Matthijs Gardenier - Participant PIE au programme d'une année scolaire aux USA - PIEEn images : Matthijs d’hier et d’aujourd’hui (2002/2023)

Prénom : MATTHIJS

Nom : GARDENIER

Nationalité : Française

Promo :  2000 / Dinosaure

Destination : Kodiak, Alaska, USA

Situation actuelle : chercheur en Sciences sociales, coordinateur scientifique de l’Observatoire des discriminations de Montpellier et enseignant en Sociologie à l’Université Paul Valéry Montpellier 3

 

 

 

Pourquoi je suis parti avec PIE ?
Mon moteur c’était LA DÉCOUVERTE. J’avais deux envies très précises : l’envie de pratiquer la langue anglaise, de la parler couramment… et celle de découvrir l’Ouest américain. Je parlais déjà hollandais, mais l’anglais m’intéressait. Je sentais que cela me serait utile. Je dois dire aussi que ma soeur travaillait à PIE et que dans ma famille on était plutôt sensibilisés à ce type de projet international, autour du voyage et des langues. L’idée de l’Ouest américain, au départ c’était un peu pour le climat, pour la Californie ou le Nevada…

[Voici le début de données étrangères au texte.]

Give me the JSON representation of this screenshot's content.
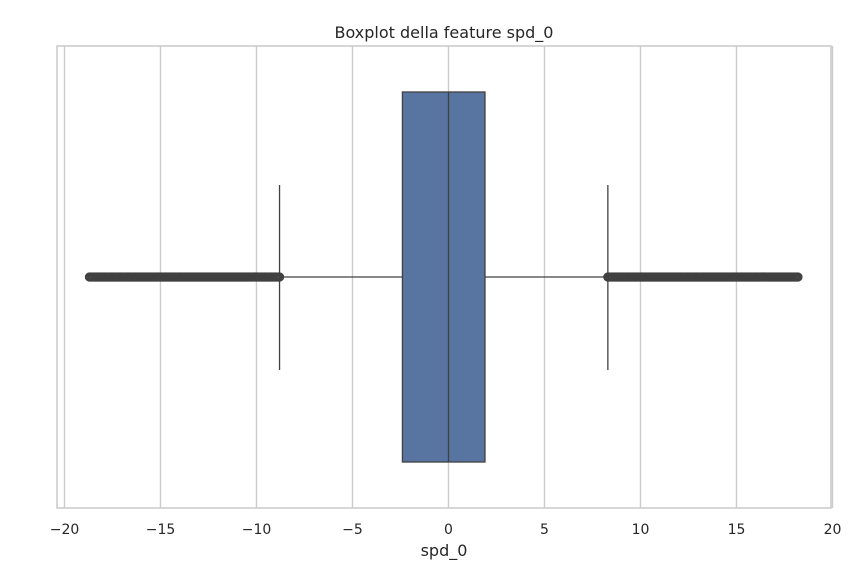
{
  "chart_data": {
    "type": "boxplot",
    "title": "Boxplot della feature spd_0",
    "xlabel": "spd_0",
    "ylabel": "",
    "xlim": [
      -20.1,
      20
    ],
    "xticks": [
      -20,
      -15,
      -10,
      -5,
      0,
      5,
      10,
      15,
      20
    ],
    "xtick_labels": [
      "−20",
      "−15",
      "−10",
      "−5",
      "0",
      "5",
      "10",
      "15",
      "20"
    ],
    "grid": "vertical",
    "orientation": "horizontal",
    "box": {
      "q1": -2.4,
      "median": 0.0,
      "q3": 1.9,
      "whisker_low": -8.8,
      "whisker_high": 8.3,
      "outliers_low_range": [
        -18.7,
        -8.8
      ],
      "outliers_high_range": [
        8.3,
        18.2
      ]
    },
    "colors": {
      "box_fill": "#5874a0",
      "lines": "#404040",
      "grid": "#cccccc",
      "spine": "#cccccc",
      "text": "#262626"
    }
  }
}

Et au final tu as été placé et tu es parti en Alaska ?
Oui. Je dois dire que l’Alaska, ce n’est pas exactement l’Ouest que j’imaginais… et encore moins l’expérience à laquelle je m’attendais. Mais au final, je suis très très content d’avoir vécu là-bas. L’Alaska c’est les États-Unis bien sûr, mais en même temps c’est tout à fait autre chose que les États-Unis. C’est une société qui n’est pas arrivée au bout de son expansion, un monde encore en devenir. C’est très curieux et intéressant à ce niveau-là.

L’Alaska c’est les États-Unis bien sûr, mais en même temps c’est tout à fait autre chose que les États-Unis. C’est une société qui n’est pas arrivée au bout de son expansion !

Mon année PIE en un mot
LE DÉPAYSEMENT — Ça rejoint ce que l’on vient de dire. En Alaska, je me suis senti ailleurs. Avec ma famille d’accueil on habitait directement sur le Pacifique. Plus de vingt ans après, il reste gravée en moi cette image du réveil quotidien face à l’océan, aux vagues, aux marées. On ne pouvait pas se baigner tellement c’était froid, mais la mer était là partout. Se lever et profiter de ce spectacle tous les jours, c’était bel et bien dépaysant. L’île de Kodiak est grande comme la Corse, mais il n’y a qu’un seul bled : c’est un port de pêche en fait. Penser à cela, se dire qu’on est loin de tout, comme dans un poste avancé, avec derrière soi les humains et devant plus rien ou plus grand chose, est assez grisant. Ce contact puissant et direct avec les éléments —pas tant le froid que le vent, la pluie, les tempêtes— ce n’est pas si courant aujourd’hui, et j’ai beaucoup apprécié de vivre ça.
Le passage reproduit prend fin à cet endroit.